[ExI] mazlow's heirarchy of needs and Mars one way
Keith Henson
hkeithhenson at gmail.com
Fri Dec 7 15:04:22 UTC 2012
On Fri, Dec 7, 2012 at 4:00 AM, "spike" <spike66 at att.net> wrote:
>>. On Behalf Of Anders Sandberg
snip
>>. But it is amazing how fast we have adapted to a world where information
> is accessible. It is also integrated in many parts of our life: the food,
> shelter, social stuff are all partially linked to it.
snip
> By extension, we need to think long and hard about how the internet has
> gradually become or is in the process of becoming a feature of modern
> society on which many lives hang, or will soon. If the net went down
> everywhere, I honestly feel we could have hundreds of deaths indirectly
> resulting, within days. Example left as an exercise for the reader. I can
> think of a bunch of manufacturing processes that wouldn't work because it
> depends so heavily on just-in-time delivery of components. I don't know how
> grocery stores would do their orders; we no longer have the proper
> infrastructure to do snail-mail based inventory or restocking. All
> paper-based mail inventory systems are an order of magnitude too slow.
>
> The internet going down is more catastrophic than the apocalypse. If Jesus
> were to return, whooping ass and so forth, we could google on some sort of
> strategy for how to deal. But if that internet goes down, we are profoundly
> screwed.
Right, for example, libraries don't even *have* a card catalog any more.
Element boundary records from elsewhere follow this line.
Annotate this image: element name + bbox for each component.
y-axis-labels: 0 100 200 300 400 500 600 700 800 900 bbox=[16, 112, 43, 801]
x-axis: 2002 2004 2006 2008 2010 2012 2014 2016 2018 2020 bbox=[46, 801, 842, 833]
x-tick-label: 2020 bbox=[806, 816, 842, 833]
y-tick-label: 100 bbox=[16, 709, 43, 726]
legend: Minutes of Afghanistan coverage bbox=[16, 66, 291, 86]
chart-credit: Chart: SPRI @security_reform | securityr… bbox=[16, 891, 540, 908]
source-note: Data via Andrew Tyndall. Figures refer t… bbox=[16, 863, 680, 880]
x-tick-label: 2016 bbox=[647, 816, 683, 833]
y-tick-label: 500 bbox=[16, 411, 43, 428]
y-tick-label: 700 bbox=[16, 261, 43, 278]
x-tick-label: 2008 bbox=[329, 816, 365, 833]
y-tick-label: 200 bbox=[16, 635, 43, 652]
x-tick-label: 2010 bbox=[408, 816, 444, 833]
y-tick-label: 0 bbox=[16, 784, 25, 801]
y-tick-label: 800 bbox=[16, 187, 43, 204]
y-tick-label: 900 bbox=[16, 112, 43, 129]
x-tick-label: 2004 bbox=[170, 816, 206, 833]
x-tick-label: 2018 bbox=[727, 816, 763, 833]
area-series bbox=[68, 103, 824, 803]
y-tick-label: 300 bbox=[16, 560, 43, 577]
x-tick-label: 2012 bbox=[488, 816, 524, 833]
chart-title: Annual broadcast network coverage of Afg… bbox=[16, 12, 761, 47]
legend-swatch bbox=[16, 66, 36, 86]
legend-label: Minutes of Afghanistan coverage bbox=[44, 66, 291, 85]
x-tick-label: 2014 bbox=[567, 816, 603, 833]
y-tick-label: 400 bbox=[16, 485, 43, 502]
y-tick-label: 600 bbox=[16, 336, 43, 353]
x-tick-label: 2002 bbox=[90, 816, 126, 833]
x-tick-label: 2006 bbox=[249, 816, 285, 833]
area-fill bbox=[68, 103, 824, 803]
Charles Stross in his incomparably excellent novel _Halting State_
titles a chapter "System Fails, People Die". Most of us would
probably survive an extended outage of the net from a big EPM, but it
would be a mess and a lot of people *would* die.
But the net will not do it all. I have found the net almost useless
for the initial spreading of the laser propulsion and power satellites
solution to the carbon/energy problem.
Incidentally, *that* problem is bigger and worse than I thought it
was. Without an overwhelming kind of solution, we are going to be in
for a rough time. Really rough, and coming soon.